Он грузно упал головой на стол и забормотал. Хацкель с побледневшим лицом отскочил от стола. Его губы кривились презрительной и в то же время смущенной и бессильной улыбкой.
— Вот видите, пан доктор, какой мой кусок хлеба! — сказал он с горечью, обращаясь к Кашинцеву. — Ну, скажите мне, что я могу с этим человеком сделать? Что я могу? Этля! — крикнул он в сторону занавески. — Когда же ты наконец подашь пану щупака?
Он опять нырнул в отгороженную часть комнаты, но тотчас же вернулся с блюдом, на котором лежала рыба, нарезанная тонкими ломтями и облитая темным соусом. Он
также принес с собою большой белый хлеб с твердой плетеной коркой, испещренной черными зернышками какой-то ароматной приправы.
— Пане, — сказал Хацкель таинственно. — Там у жены отыскалось немного водки. Попробуйте, это хорошая фруктовая водка. Мы ее пьем на нашу пасху, и она так и называется пейсачная. Вот.
Он извлек из-за жилета крошечный узкогорлый графинчик и рюмку и поставил их перед Кашинцевым. Водка была желтоватого цвета, слегка пахла коньяком, но когда доктор проглотил рюмку, ему показалось, что весь его рот и гортань наполнились каким-то жгучим и душистым газом. Тотчас же он почувствовал в животе холод, а потом мягкую теплоту и страшный аппетит. Рыба оказалась чрезвычайно вкусной и такой пряной, что от нее щипало язык. «Как ее готовят?» — мелькнула было у Кашинцева опасливая мысль, но он тут же засмеялся, вспомнив один из знакомых ему вечерних афоризмов доктора фон Рюля: «Никогда не надо думать о том, что ешь и кого любишь».

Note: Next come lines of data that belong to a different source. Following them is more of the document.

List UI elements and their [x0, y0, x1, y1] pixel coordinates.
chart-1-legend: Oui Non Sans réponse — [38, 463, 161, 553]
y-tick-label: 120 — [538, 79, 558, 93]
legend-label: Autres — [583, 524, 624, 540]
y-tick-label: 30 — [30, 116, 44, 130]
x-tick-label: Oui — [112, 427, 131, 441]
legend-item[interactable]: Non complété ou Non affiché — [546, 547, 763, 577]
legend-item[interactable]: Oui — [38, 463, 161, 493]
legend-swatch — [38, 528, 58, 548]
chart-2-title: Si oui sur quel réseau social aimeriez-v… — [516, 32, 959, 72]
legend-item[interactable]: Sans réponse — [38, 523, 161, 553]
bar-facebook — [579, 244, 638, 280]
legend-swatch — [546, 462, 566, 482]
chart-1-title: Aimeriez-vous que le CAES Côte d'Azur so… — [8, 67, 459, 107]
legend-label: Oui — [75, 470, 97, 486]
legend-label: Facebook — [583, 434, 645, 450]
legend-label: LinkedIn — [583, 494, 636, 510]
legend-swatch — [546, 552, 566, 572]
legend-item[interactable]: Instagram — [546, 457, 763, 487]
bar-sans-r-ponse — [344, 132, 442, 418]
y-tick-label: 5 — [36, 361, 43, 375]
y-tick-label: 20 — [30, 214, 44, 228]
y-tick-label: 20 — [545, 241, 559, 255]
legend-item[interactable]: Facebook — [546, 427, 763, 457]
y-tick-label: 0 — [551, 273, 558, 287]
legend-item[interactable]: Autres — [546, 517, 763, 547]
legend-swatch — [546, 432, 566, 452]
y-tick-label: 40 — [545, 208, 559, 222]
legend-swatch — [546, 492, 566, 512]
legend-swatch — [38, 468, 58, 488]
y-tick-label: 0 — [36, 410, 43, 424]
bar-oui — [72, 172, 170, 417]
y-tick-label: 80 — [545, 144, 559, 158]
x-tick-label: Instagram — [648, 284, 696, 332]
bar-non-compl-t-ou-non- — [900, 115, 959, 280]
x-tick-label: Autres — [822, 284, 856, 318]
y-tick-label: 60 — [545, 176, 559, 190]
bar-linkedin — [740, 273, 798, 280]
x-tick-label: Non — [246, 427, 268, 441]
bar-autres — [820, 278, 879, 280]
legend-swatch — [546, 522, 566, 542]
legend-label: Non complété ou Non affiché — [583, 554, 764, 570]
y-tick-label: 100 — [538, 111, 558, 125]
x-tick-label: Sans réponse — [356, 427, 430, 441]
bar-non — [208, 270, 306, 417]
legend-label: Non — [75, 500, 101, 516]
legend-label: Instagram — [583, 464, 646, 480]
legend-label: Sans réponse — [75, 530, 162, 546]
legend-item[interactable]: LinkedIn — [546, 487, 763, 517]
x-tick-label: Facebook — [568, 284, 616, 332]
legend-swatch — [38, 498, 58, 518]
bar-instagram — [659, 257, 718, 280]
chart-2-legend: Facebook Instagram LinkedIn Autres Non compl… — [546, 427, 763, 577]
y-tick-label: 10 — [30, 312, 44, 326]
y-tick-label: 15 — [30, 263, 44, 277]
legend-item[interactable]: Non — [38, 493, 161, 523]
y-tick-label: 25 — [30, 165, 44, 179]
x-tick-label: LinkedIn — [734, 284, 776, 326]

А Хацкель стоял поодаль, заложив руки за спину. Точно угадывая, о чем думал Кашинцев, он говорил с угодливым и ласковым видом:
— Может, пану кажется, что это приготовлено как-нибудь грязно? Пес… никогда в жизни! Наши еврейские женщины все делают по святым книгам, а там уж все сказано: и как чистить, и как резать, и когда мыть руки. А если не так — это у нас считается грех. Пусть пан кушает себе на здоровье… Этля, принеси еще рыбы!
Из-за занавески вышла женщина и стала сзади прилавка, кутаясь с головой в большой серый платок. Когда Кашинцев повернулся к ней лицом, ему показалось, что какая-то невидимая сила внезапно толкнула его в грудь и чья-то холодная рука сжала его затрепыхавшееся сердце. Он никогда не только не видал такой сияющей, гордой, совершенной красоты, но даже не смел и думать, что она может существовать на свете. Прежде, когда ему случалось видеть прекрасные женские головки на картинах знаменитых художников, он про себя, внутренне, был уверен, что таких правильных, безукоризненных лиц не бывает в натуре, что они — вымысел творческой фантазии. И тем удивительнее, тем неправдоподобнее было для него это ослепительно прекрасное лицо, которое он теперь видел в грязном заезжем доме, пропахшем запахом нечистого жилья, в этой ободранной, пустой и холодной комнате, за прилавком, рядом с пьяным, храпящим и икающим во сне мужиком.